Nein, darum geht es nicht. Wir leben in einer bürgerlichen Gesellschaft, in der es im Hier und Jetzt kein befreites Leben von den Zwängen des Kapitalismus geben kann. Aber das heißt nicht, dass man alles, was problematisch ist, kritiklos abfeiern soll. Es geht also darum, Sexismus im Rap überall, wo er auftritt, zu kritisieren und anzuprangern und Frauen und LGTBIA+-Menschen zu supporten. Es geht darum, sich mit den Inhalten, den Texten, die man hört auseinanderzusetzen. Das heißt auch, dass man linke, politische Rapper_Innen für ihren noch in Texten vorhandenen Sexismus kritisieren muss und bei einem politischen Social nicht gedankenlos K.I.Z. abspielt. Das gilt auch für „revolutionäre“ Rapper_Innen wie Vizzion, der beim Sturm auf die Regierung davon singt, dies mit „seinen Jungs“ (ja auch Frauen machen Politik und können in der ersten Reihe stehen, lieber Vizzion!) zu tun („0x6“ – offizielles YouTube-Video von Vizzion), oder Vergewaltigunsgmacker_Innen verteidigt.  Und einzelne Lines wie „meine Mädels werfen Steine auf Streifenwagen“ („Macht und Gewalt“ – YouTube-Video von Taktikka) sind zwar ganz cool, heben aber trotzdem kein Mackertum auf und beziehen keine klare Position gegen Sexismus. Das sind nur ein paar Gründe, die es notwendig machen, Frauen zu pushen bspw. Thawra, Tice oder Presslufthanna und Genoss_Innen zu supporten, auch mal das Mikrophon in die Hand zu nehmen. Aber auch im amerikanischen bzw. britischen Rap gibt es Frauen, die es zu unterstützen gilt: zum Beispiel Miss Eaves, Cupkakke, Lady Leshurrr, Lizzo, Stefflon Don, Nadia Rose, Princess Nokia, Angel Haze. Positiv erwähnt seien auch die französische Kenny Arkana und die Palästinenserin Shadia Mansour.

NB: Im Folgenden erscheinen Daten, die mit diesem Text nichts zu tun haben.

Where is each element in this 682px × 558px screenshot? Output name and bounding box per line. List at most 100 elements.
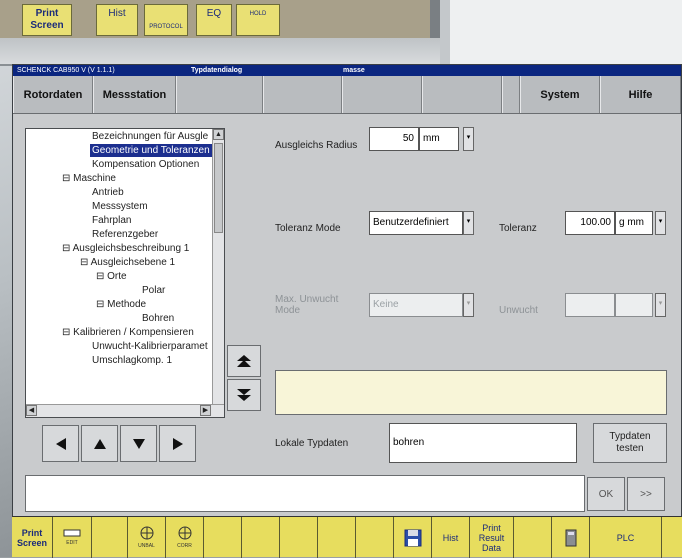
calculator-icon bbox=[565, 529, 576, 546]
tree-horizontal-scrollbar[interactable]: ◀ ▶ bbox=[26, 404, 224, 417]
arrow-down-icon bbox=[132, 438, 145, 449]
tree-item[interactable]: Antrieb bbox=[92, 186, 124, 199]
tree-item[interactable]: Referenzgeber bbox=[92, 228, 158, 241]
fkey-plc[interactable]: PLC bbox=[590, 517, 662, 558]
command-line[interactable] bbox=[25, 475, 585, 512]
ausgleichs-radius-input[interactable]: 50 bbox=[369, 127, 419, 151]
floppy-icon bbox=[404, 529, 421, 546]
menu-empty-6[interactable] bbox=[422, 76, 502, 113]
menu-empty-7[interactable] bbox=[502, 76, 520, 113]
fkey-print-result-data[interactable]: Print Result Data bbox=[470, 517, 514, 558]
fkey-unbal[interactable]: UNBAL bbox=[128, 517, 166, 558]
fkey-empty[interactable] bbox=[204, 517, 242, 558]
type-name: masse bbox=[343, 67, 365, 74]
tree-item[interactable]: ⊟ Kalibrieren / Kompensieren bbox=[62, 326, 194, 339]
arrow-up-icon bbox=[93, 438, 106, 449]
unwucht-input[interactable] bbox=[565, 293, 615, 317]
ausgleichs-radius-label: Ausgleichs Radius bbox=[275, 140, 358, 151]
tree-item[interactable]: Bohren bbox=[142, 312, 174, 325]
nav-down-button[interactable] bbox=[120, 425, 157, 462]
tree-item[interactable]: Unwucht-Kalibrierparamet bbox=[92, 340, 208, 353]
nav-right-button[interactable] bbox=[159, 425, 196, 462]
ausgleichs-radius-unit[interactable]: mm bbox=[419, 127, 459, 151]
fkey-empty[interactable] bbox=[514, 517, 552, 558]
move-up-button[interactable] bbox=[227, 345, 261, 377]
ausgleichs-radius-unit-dropdown-icon[interactable]: ▾ bbox=[463, 127, 474, 151]
unwucht-label: Unwucht bbox=[499, 305, 538, 316]
tree-item[interactable]: ⊟ Orte bbox=[96, 270, 127, 283]
ok-button[interactable]: OK bbox=[587, 477, 625, 511]
tree-item[interactable]: Umschlagkomp. 1 bbox=[92, 354, 172, 367]
scroll-up-icon[interactable]: ▲ bbox=[213, 129, 224, 140]
max-unwucht-mode-select[interactable]: Keine bbox=[369, 293, 463, 317]
menu-messstation[interactable]: Messstation bbox=[93, 76, 176, 113]
toleranz-unit-dropdown-icon[interactable]: ▾ bbox=[655, 211, 666, 235]
tree-item[interactable]: Fahrplan bbox=[92, 214, 131, 227]
fkey-save[interactable] bbox=[394, 517, 432, 558]
fkey-edit-label: EDIT bbox=[66, 539, 78, 546]
tree-item[interactable]: ⊟ Maschine bbox=[62, 172, 116, 185]
arrow-right-icon bbox=[172, 437, 183, 450]
scroll-thumb[interactable] bbox=[214, 143, 223, 233]
fkey-edit[interactable]: EDIT bbox=[53, 517, 92, 558]
tree-item[interactable]: Messsystem bbox=[92, 200, 148, 213]
main-menu: Rotordaten Messstation System Hilfe bbox=[13, 76, 681, 114]
nav-left-button[interactable] bbox=[42, 425, 79, 462]
unwucht-unit-dropdown-icon[interactable]: ▾ bbox=[655, 293, 666, 317]
corr-icon bbox=[178, 526, 191, 539]
tree-item[interactable]: Kompensation Optionen bbox=[92, 158, 199, 171]
menu-empty-5[interactable] bbox=[342, 76, 422, 113]
tree-item[interactable]: Bezeichnungen für Ausgle bbox=[92, 130, 208, 143]
old-key-eq: EQ bbox=[196, 4, 232, 36]
old-key-hist: Hist bbox=[96, 4, 138, 36]
menu-system[interactable]: System bbox=[520, 76, 600, 113]
nav-up-button[interactable] bbox=[81, 425, 118, 462]
unwucht-unit[interactable] bbox=[615, 293, 653, 317]
fkey-empty[interactable] bbox=[242, 517, 280, 558]
edit-icon bbox=[63, 529, 81, 536]
next-button[interactable]: >> bbox=[627, 477, 665, 511]
max-unwucht-mode-dropdown-icon[interactable]: ▾ bbox=[463, 293, 474, 317]
lokale-typdaten-input[interactable]: bohren bbox=[389, 423, 577, 463]
unbal-icon bbox=[140, 526, 153, 539]
menu-empty-4[interactable] bbox=[263, 76, 342, 113]
move-down-button[interactable] bbox=[227, 379, 261, 411]
fkey-empty[interactable] bbox=[280, 517, 318, 558]
scroll-right-icon[interactable]: ▶ bbox=[200, 405, 211, 416]
navigation-tree[interactable]: Bezeichnungen für Ausgle Geometrie und T… bbox=[25, 128, 225, 418]
menu-empty-3[interactable] bbox=[176, 76, 263, 113]
menu-rotordaten[interactable]: Rotordaten bbox=[13, 76, 93, 113]
scroll-left-icon[interactable]: ◀ bbox=[26, 405, 37, 416]
tree-vertical-scrollbar[interactable]: ▲ bbox=[212, 129, 224, 405]
toleranz-unit[interactable]: g mm bbox=[615, 211, 653, 235]
dialog-title: Typdatendialog bbox=[191, 67, 243, 74]
tree-item[interactable]: ⊟ Methode bbox=[96, 298, 146, 311]
toleranz-mode-dropdown-icon[interactable]: ▾ bbox=[463, 211, 474, 235]
tree-item[interactable]: ⊟ Ausgleichsebene 1 bbox=[80, 256, 175, 269]
tree-item[interactable]: ⊟ Ausgleichsbeschreibung 1 bbox=[62, 242, 189, 255]
menu-hilfe[interactable]: Hilfe bbox=[600, 76, 681, 113]
fkey-calculator[interactable] bbox=[552, 517, 590, 558]
fkey-empty[interactable] bbox=[318, 517, 356, 558]
old-key-hold: HOLD bbox=[236, 4, 280, 36]
old-monitor-keybar: Print Screen Hist PROTOCOL EQ HOLD bbox=[0, 0, 440, 42]
fkey-hist[interactable]: Hist bbox=[432, 517, 470, 558]
background-wall bbox=[430, 0, 682, 64]
toleranz-mode-select[interactable]: Benutzerdefiniert bbox=[369, 211, 463, 235]
old-key-print-screen: Print Screen bbox=[22, 4, 72, 36]
tree-item-selected[interactable]: Geometrie und Toleranzen bbox=[90, 144, 212, 157]
fkey-empty[interactable] bbox=[356, 517, 394, 558]
toleranz-input[interactable]: 100.00 bbox=[565, 211, 615, 235]
tree-item[interactable]: Polar bbox=[142, 284, 165, 297]
fkey-corr[interactable]: CORR bbox=[166, 517, 204, 558]
title-bar: SCHENCK CAB950 V (V 1.1.1) Typdatendialo… bbox=[13, 65, 681, 76]
typdaten-testen-button[interactable]: Typdaten testen bbox=[593, 423, 667, 463]
fkey-print-screen[interactable]: Print Screen bbox=[12, 517, 53, 558]
fkey-empty[interactable] bbox=[92, 517, 128, 558]
max-unwucht-mode-label: Max. Unwucht Mode bbox=[275, 294, 339, 316]
app-title: SCHENCK CAB950 V (V 1.1.1) bbox=[17, 67, 115, 74]
double-up-arrow-icon bbox=[237, 355, 251, 367]
double-down-arrow-icon bbox=[237, 389, 251, 401]
fkey-corr-label: CORR bbox=[177, 542, 192, 549]
fkey-unbal-label: UNBAL bbox=[138, 542, 155, 549]
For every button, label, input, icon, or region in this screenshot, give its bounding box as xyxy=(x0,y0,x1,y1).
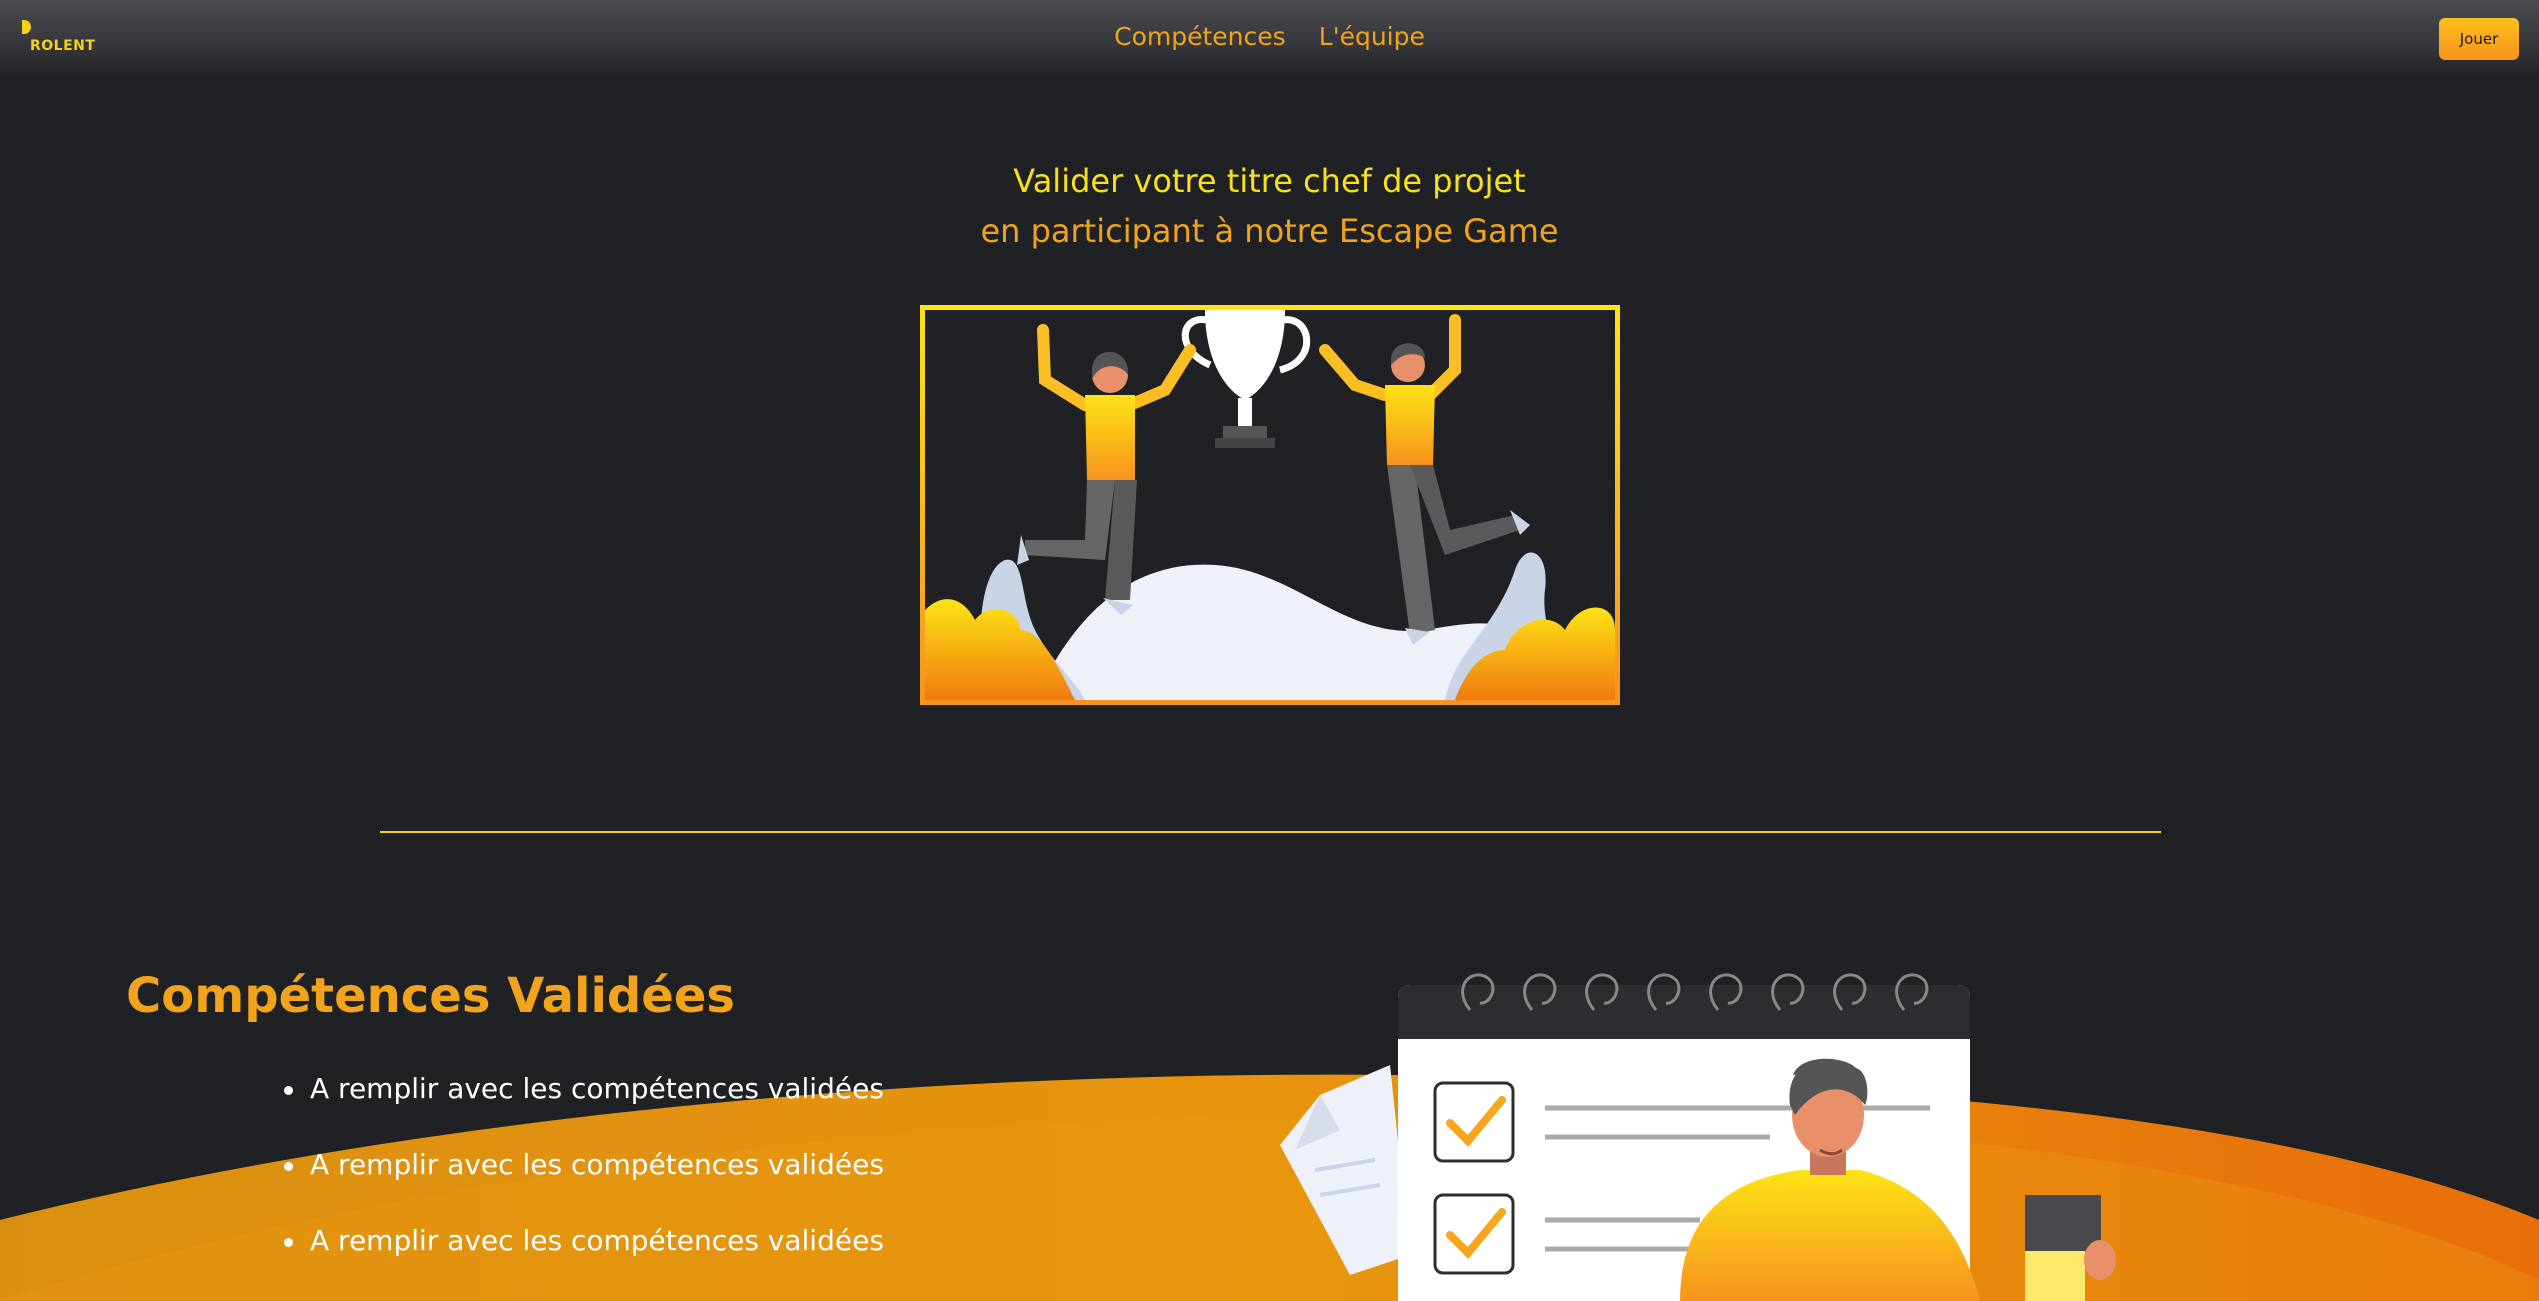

Wir brauchen aber auch neue, unabhängige Rapperinnen, die sich gegen Rassismus, Sexismus und Kapitalismus stellen und den Weg zum Kommunismus aufzeigen und keine sexistischen und keine, die problematische Featuregäste wie SXTN zusammen mit Capital Bra sowie Schwesta Ewa und AON-Chef Xatar haben oder selbst sexistische Scheiße verbreiten. So kann die Jugend erreicht werden und so können sich auch junge Frauen besser mit Kommunismus und der revolutionären Jugend identifizieren!